Vulnerability Disclosure Program

Reply.io values security research

Safety & security are incredibly important to Reply.io and to the ecosystems we serve. As we see greater convergence of physical and digital systems, we all carry a shared responsibility to develop and maintain secure, defensible, and resilient systems. Reply.io is committed to doing our part through robust security programs and initiatives. As an extension to our own efforts, Reply wishes to team with willing allies acting in good faith. As such, Reply welcomes the invaluable contributions offered by security researchers. To ensure a smooth and streamlined process, we are introducing our Coordinated Vulnerability Disclosure Program.

Initial Scope

For the initial scope, this program will focus on Reply product to ensure our full attention to areas where vulnerabilities could potentially affect customer critical environments. We intend to broaden the scope to include additional products as the program matures.

Legal Posture

Reply will not pursue legal action for those acting in good faith and in adherence to the coordination instructions and guidelines described in this policy, including compliance with all applicable laws.

Communicating with Reply

To ensure proper handling of the disclosure in both directions, please adhere to the following instructions:

  • Submit your report in English to legal@reply.io
  • Use our PGP public key available on this web page or other encryption methods to encrypt the message.
  • Do not include sensitive information (other than information related to the vulnerability details) in any screenshots or other documents or content you provide to us.

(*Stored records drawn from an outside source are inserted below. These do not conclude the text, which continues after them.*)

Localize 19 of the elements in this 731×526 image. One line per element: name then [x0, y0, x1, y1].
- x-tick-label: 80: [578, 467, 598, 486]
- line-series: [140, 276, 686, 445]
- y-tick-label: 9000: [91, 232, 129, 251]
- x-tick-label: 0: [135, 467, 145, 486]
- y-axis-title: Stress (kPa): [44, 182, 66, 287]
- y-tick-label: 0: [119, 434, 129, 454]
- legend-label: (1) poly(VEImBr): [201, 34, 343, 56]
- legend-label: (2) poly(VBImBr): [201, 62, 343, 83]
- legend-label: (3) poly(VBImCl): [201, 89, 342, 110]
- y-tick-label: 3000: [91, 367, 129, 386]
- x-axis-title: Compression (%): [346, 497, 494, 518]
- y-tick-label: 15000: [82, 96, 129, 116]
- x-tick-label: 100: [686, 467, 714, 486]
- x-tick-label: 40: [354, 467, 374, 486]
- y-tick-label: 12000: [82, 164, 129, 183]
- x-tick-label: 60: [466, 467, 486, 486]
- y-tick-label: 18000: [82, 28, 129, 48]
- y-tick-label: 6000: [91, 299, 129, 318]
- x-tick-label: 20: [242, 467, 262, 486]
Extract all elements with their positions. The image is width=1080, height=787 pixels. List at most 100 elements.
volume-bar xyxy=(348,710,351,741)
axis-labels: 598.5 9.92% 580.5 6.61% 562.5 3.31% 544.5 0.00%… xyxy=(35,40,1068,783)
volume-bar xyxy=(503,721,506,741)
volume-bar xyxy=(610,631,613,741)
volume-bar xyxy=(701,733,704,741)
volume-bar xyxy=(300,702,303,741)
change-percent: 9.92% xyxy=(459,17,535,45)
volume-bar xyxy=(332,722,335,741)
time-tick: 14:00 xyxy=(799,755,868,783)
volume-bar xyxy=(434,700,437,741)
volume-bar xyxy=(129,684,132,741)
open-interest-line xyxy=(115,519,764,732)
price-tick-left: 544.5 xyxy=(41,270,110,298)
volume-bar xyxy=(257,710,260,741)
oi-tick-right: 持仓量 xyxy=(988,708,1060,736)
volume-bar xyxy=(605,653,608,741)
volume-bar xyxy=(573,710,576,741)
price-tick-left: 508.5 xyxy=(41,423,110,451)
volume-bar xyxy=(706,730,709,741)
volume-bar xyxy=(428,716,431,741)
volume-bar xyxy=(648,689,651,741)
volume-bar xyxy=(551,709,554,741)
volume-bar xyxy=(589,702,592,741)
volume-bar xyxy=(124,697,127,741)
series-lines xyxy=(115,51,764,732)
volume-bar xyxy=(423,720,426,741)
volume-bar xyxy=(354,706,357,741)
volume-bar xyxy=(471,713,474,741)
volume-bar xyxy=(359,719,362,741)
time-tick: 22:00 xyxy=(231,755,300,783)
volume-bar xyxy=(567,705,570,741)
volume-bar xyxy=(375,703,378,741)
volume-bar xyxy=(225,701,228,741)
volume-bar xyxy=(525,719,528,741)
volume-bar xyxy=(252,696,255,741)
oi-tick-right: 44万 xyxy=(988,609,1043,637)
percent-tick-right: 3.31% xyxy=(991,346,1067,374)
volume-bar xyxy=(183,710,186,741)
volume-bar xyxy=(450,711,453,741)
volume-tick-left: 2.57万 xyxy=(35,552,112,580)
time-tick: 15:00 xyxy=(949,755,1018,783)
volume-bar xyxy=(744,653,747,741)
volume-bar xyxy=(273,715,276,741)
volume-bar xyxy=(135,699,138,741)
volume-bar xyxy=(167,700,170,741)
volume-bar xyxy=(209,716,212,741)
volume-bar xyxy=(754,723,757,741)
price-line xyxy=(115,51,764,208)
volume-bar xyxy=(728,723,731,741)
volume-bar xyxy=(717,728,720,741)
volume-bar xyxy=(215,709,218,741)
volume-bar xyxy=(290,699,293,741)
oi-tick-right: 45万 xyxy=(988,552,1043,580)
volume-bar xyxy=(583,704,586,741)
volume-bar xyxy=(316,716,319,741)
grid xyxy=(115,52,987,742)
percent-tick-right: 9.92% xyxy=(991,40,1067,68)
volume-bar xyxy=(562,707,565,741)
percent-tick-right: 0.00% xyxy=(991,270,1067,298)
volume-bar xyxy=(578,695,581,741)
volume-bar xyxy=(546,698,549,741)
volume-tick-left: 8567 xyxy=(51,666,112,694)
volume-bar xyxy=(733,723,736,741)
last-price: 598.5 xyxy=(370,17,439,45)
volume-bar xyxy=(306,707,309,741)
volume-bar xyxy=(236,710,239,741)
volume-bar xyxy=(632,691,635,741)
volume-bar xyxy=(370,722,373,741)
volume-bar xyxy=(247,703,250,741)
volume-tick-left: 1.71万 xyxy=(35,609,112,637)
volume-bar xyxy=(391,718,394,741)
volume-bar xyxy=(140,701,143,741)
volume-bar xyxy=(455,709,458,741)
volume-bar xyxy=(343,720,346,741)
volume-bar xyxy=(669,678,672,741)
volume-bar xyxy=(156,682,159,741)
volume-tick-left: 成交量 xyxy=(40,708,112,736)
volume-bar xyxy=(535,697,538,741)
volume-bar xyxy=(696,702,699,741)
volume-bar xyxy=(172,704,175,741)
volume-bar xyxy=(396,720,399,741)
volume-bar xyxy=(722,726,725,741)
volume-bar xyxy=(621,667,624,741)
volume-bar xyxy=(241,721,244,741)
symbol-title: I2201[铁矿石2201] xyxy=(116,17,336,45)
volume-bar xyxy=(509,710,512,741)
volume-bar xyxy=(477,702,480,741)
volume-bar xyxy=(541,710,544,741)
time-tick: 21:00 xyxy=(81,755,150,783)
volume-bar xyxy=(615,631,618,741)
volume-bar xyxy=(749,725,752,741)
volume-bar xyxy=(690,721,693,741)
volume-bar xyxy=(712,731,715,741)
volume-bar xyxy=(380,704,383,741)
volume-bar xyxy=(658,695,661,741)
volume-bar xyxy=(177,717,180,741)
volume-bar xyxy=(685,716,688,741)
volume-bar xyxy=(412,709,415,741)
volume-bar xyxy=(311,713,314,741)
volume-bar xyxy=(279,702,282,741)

Once we have received your message, an appropriate ReplyApp, Inc. employee will acknowledge receipt within seven (7) calendar days.

What we expect of you

We are willing to work with security researchers who comply with the following guidelines:

  • Comply with all applicable laws and regulations
  • Do not access or modify any data in any account or system for which you do not have legal control
  • Do not take advantage of the vulnerability or any issue you have discovered; do not take any disproportionate or illegal actions
  • We ask you to work with Reply on selecting public release dates for information on vulnerabilities to minimize the possibility of public safety, privacy and security risks.
    • Inform us of your disclosure plans, if any, prior to public disclosure
    • Involve DHS-ICS-CERT, CERT/CC, relevant Regulators, or other appropriate government entities when prudent
    • Provide us with details of any communication on the vulnerability (and CVE) to vulnerability coordinators
  • Preference: Well-written reports in English will have a higher priority of prompt resolution
  • Preference: Reports that include proof-of-concept code equip us to better triage

What you can expect from Reply

Once we have received a submission, Reply.io will:

  • Acknowledge receipt within seven (7) calendar days.
  • Perform an initial assessment on the potential findings to determine accuracy, need for escalation and product team to work with. In this phase, you may:
    • Receive requests for additional information, or
    • Receive notification that the vulnerability is not accepted into the program because it does not meet the criteria of the program or provide sufficient detail. (You may respond to any notifications of non-acceptance by contacting legal@reply.io)
  • Develop a resolution and take appropriate action depending on the criticality scoring of the vulnerability.
  • Provide the researcher with public recognition if requested and if the report results in a publicly released fix or communication.

Where necessary or if we are unable to resolve communication issues or other problems, Reply.io may bring in a neutral third party (such as CERT/CC, DHS-ICS-CERT, or the relevant regulator) to assist in determining how best to handle the vulnerability.

Note: Any information shared with Reply.io may be used by Reply.io in any manner determined appropriate by Reply.io. Submitting any information will not create any rights for the submitter, nor will it create any obligations for Reply.io.